Reputation: 13
I have student enrollment data that is currently organized as follows:
df <- tibble(course_number = c("Snow", 12345, 56789, "Stark", 10111, 21314, 15161),
academic_level = c("John", "UG", "UG", "Arya", "GR", "GR", "GR"),
course_id = c("middlename", "Wall101", "Wall102", "middlename", "Assassin501", "Assassin502", "Assassin503"))

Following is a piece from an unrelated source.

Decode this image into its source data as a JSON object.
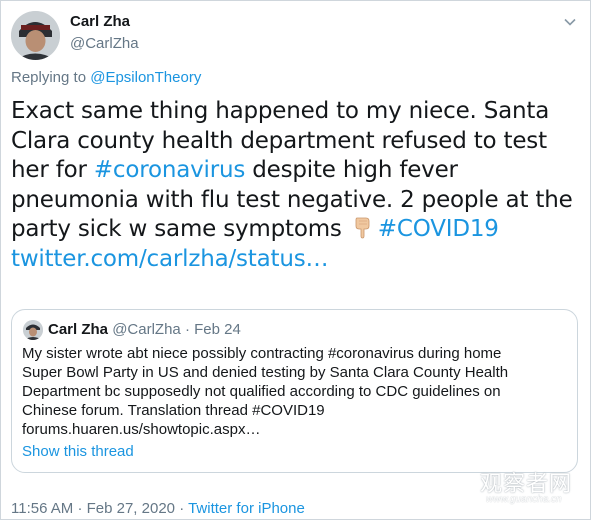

My actual datasets have thousands of students, as well as a variety of more columns of course information, but the main problem I'm having is converting those rows of names into a new column with repeating name values based on the number of courses each student took. I'm familiar with gather and spread, and I have been able to separate out just the name information into its own column (currently saved in a separate df), but I need to find a way to count the courses so I know how many times each name has to repeat.
Thanks in advance!
Upvotes: 1
Views: 30
Reputation: 887118
May be we can create a grouping variable based on the occurrence of letters in the 'course_number', create a the 'name' based on the first
element of 'course_number' and 'academic_level' and remove the first row
library(dplyr)
library(stringr)
df %>%
group_by(grp = cumsum(str_detect(course_number, '[A-Za-z]'))) %>%
mutate(name = str_c(first(course_number), course_id,
first(academic_level), sep=" ")) %>%
slice(-1)
Upvotes: 1